Nov 15 2022

Housing Element Authorized by Council to Be Sent to State

On November 15, 2022 at the Special Council Meeting on the Housing Element, the Council unanimously voted to:

“Approve the attached Resolution authorizing staff to finalize and submit the City of Piedmont’s Sixth Cycle Draft Housing Element to the California Department Of Housing And Community Development For Review.”

 No Council changes were made to the proposal. 

All participants appeared to understand the necessity of moving forward on the Housing Element in meeting the January 31, 2023 deadline and responding to the Housing and Community Development Department.

A number of speakers wanted additional consideration of housing on city property in the center of Piedmont.  Others were supportive of the changes made to the November 15, 2022 proposal.

Interest was expressed regarding evaluating public safety facilities in conjunction with housing in Central Piedmont, recognition of safety issues related to adding housing next to schools in the congested center of Piedmont, need to support recreational spaces given the increase in population, potential of isolating low-income families in Moraga Canyon, and renewed planning study of Central Piedmont.

READ the authorized Housing Element >HERE.

 

5 Responses to “Housing Element Authorized by Council to Be Sent to State”

  1. I generally commend the city staff and Council for trying to work through a fundamentally flawed state process. Besides the fact that the gross state and regional allocations are not based on current demographic trends, the allocations to each city are arbitrary and not based on any knowledge of a jurisdiction’s available vacant and underutilized sites.

    Built-out Piedmont with less than 2 square miles of land is assigned 587 units. Woodside in the heart of job-rich Silicon Valley gets only 328 units but has 11 square miles, 5+ times larger. Orinda with a BART Station and a 10-lane freeway, and 12 square miles of lightly developed land gets an allocation of only 557 units.
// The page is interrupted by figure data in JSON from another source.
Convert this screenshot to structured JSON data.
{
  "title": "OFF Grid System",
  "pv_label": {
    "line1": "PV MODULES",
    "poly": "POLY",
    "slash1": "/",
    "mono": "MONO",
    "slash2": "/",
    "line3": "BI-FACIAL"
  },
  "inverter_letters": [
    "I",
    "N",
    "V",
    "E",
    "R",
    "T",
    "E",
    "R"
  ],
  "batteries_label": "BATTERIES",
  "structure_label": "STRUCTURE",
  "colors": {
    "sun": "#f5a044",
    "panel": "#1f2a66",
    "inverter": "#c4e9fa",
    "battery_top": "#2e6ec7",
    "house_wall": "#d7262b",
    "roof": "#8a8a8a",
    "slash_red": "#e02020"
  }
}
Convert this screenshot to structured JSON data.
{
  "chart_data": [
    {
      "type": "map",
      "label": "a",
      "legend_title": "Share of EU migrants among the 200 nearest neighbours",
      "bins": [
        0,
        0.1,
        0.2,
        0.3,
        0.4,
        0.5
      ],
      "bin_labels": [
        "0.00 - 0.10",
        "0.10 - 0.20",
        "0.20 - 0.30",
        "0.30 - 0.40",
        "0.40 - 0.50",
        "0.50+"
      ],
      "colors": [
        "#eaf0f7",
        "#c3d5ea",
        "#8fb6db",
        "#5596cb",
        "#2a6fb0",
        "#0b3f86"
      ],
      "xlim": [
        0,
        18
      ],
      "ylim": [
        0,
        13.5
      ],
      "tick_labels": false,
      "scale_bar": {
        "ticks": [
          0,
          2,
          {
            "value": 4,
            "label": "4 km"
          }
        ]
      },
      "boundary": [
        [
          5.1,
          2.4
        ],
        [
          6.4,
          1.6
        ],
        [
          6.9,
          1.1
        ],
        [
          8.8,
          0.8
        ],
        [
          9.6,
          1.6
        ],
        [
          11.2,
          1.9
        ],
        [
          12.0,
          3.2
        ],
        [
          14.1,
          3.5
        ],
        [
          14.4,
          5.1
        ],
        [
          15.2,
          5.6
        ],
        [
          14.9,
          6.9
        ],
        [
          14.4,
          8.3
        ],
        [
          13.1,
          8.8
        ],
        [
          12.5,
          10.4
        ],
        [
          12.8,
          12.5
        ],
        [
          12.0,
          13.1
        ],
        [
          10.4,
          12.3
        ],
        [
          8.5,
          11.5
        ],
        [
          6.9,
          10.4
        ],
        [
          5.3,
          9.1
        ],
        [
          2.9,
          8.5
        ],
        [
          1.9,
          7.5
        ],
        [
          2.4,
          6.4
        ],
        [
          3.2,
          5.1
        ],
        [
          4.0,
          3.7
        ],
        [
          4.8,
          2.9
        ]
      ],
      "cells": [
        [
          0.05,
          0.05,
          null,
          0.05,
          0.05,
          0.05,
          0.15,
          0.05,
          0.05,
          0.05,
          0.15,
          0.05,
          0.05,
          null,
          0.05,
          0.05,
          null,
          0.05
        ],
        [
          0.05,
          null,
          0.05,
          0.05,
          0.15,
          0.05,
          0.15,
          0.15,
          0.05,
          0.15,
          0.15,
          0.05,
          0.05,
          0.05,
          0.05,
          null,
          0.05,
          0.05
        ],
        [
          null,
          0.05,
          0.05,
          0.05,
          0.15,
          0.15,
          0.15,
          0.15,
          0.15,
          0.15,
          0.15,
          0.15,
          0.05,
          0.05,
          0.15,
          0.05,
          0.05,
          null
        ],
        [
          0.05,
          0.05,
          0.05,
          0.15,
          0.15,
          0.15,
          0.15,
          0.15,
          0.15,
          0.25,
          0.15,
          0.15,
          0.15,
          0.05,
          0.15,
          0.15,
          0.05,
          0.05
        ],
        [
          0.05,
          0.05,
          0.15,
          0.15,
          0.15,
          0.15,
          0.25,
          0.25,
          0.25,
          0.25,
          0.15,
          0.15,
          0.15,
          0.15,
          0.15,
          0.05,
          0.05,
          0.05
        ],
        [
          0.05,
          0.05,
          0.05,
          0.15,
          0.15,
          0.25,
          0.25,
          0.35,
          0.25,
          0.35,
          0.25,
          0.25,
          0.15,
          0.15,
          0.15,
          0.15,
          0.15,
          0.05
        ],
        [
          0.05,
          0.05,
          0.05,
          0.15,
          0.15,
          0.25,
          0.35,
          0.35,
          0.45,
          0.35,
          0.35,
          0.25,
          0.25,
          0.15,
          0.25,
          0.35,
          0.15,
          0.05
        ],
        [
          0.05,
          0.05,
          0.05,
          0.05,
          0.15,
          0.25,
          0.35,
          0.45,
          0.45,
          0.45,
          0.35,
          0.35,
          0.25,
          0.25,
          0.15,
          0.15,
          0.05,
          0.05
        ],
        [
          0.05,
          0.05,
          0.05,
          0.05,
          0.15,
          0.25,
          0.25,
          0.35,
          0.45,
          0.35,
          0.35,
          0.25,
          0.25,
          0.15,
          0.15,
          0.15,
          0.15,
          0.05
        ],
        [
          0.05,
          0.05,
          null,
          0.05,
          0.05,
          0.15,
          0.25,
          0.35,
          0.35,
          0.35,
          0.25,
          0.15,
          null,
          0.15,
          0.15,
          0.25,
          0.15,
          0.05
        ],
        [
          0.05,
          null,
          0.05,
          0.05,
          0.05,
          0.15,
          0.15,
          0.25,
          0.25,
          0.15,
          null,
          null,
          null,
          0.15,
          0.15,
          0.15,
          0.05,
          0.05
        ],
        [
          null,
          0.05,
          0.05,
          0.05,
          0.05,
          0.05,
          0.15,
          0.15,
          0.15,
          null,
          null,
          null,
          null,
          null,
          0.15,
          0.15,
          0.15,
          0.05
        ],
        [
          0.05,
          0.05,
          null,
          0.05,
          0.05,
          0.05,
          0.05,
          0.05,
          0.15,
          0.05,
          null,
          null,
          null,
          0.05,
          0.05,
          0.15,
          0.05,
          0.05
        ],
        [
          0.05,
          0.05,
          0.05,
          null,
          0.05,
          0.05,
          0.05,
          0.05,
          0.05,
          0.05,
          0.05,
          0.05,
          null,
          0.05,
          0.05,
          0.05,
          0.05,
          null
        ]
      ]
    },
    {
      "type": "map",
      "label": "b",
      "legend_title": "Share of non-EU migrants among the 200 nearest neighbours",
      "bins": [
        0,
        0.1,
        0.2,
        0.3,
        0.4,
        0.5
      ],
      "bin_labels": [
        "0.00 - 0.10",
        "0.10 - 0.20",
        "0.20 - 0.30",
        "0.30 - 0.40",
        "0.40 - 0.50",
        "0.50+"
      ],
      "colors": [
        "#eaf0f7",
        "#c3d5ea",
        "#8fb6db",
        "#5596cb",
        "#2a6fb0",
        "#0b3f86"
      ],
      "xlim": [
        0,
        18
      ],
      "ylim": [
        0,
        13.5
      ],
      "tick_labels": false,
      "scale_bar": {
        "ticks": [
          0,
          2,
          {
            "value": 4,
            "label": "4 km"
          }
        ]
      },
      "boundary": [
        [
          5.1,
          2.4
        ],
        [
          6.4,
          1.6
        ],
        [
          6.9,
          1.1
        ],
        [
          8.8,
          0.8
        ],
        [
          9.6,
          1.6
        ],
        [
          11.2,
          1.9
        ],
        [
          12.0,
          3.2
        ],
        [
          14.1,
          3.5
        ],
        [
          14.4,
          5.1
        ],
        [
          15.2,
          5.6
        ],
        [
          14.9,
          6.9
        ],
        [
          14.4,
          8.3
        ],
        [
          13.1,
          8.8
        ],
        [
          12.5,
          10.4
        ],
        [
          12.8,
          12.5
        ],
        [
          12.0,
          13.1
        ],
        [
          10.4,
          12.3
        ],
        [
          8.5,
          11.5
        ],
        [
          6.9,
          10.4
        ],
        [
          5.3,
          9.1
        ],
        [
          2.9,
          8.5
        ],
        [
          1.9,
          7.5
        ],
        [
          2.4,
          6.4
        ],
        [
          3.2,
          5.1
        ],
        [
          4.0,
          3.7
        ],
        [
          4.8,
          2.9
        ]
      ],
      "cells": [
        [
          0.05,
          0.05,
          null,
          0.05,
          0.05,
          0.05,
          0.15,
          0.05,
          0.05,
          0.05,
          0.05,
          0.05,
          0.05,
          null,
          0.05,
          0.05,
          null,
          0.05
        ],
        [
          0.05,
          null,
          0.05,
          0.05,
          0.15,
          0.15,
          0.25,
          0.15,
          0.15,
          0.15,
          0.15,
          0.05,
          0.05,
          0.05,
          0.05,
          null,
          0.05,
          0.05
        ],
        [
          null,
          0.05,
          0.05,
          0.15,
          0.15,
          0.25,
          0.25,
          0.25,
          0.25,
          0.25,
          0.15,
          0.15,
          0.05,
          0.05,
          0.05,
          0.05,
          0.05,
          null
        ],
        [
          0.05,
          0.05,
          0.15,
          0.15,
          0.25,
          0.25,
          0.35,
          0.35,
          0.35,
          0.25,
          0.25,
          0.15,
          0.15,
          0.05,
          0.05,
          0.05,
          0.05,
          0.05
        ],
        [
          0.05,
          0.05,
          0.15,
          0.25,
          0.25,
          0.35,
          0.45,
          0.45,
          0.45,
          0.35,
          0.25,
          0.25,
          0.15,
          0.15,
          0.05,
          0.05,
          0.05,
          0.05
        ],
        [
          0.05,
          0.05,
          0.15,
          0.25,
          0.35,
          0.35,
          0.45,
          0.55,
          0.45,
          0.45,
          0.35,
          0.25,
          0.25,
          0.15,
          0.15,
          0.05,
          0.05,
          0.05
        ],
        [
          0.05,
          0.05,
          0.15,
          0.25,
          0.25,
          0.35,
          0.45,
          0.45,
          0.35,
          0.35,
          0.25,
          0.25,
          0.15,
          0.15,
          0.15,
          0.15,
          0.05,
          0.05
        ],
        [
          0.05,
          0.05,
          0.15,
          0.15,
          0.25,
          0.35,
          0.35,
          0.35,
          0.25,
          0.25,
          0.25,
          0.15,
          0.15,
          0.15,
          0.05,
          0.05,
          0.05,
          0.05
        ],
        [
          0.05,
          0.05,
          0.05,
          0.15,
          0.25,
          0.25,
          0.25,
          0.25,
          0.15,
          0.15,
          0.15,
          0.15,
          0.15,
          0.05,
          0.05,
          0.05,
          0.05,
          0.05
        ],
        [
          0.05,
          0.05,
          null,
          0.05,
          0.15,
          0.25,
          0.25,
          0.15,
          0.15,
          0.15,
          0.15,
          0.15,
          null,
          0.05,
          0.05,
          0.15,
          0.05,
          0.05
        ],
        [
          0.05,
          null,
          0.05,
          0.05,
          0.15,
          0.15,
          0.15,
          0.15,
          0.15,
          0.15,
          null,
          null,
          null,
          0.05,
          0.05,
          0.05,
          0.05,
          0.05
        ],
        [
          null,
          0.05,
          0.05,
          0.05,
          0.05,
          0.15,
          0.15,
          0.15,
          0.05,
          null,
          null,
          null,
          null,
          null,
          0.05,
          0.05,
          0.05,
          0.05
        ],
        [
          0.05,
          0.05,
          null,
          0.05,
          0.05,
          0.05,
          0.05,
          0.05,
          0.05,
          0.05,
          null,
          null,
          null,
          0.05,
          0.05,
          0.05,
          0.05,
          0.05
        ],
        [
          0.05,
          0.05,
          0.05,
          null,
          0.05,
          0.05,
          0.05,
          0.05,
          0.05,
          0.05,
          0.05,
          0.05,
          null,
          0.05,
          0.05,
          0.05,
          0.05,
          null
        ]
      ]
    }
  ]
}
    It is hard to be respectful of such a flawed system. Only a few cities appealed their numbers. If more had, the pushback would have had political clout. A legislative fix is needed. But until then Piedmont will have to just provide a good faith effort to appear to achieve the unachievable.

  2. Thank you Michael for providing a greater-than-local protective on this phenomenon.

  3. This whole process is totally flawed! Why does the Council think that the low income housing must be in better location(s) than some of the current housing along Maxwelton above Moraga? Don’t expect me to pay for your absurdity!

  4. I think the LWC consultant may have somewhat addressed Michael’s question of why the disparity in allocations. In a discussion of the meaning of “high resource” I recall she said that HCD was using criteria like good schools and parks rather than public transit, access to services and underutilized sites to assign RHNA allocations. So that’s an equity rather than smart growth filter. The Housing Element assigns virtually all of the affordable housing to the city’s border neighborhoods. It will be interesting to see how HCD interprets this in light of their definition of “high resource”.

  5. I haven’t done the research but I’d guess that both Orinda and Woodside have comparable high achieving schools and I’m sure more park acreage per capita.
    Vacant and underutilized sites should be the most important criteria in terms of achieving housing goals. Without such sites almost nothing happens.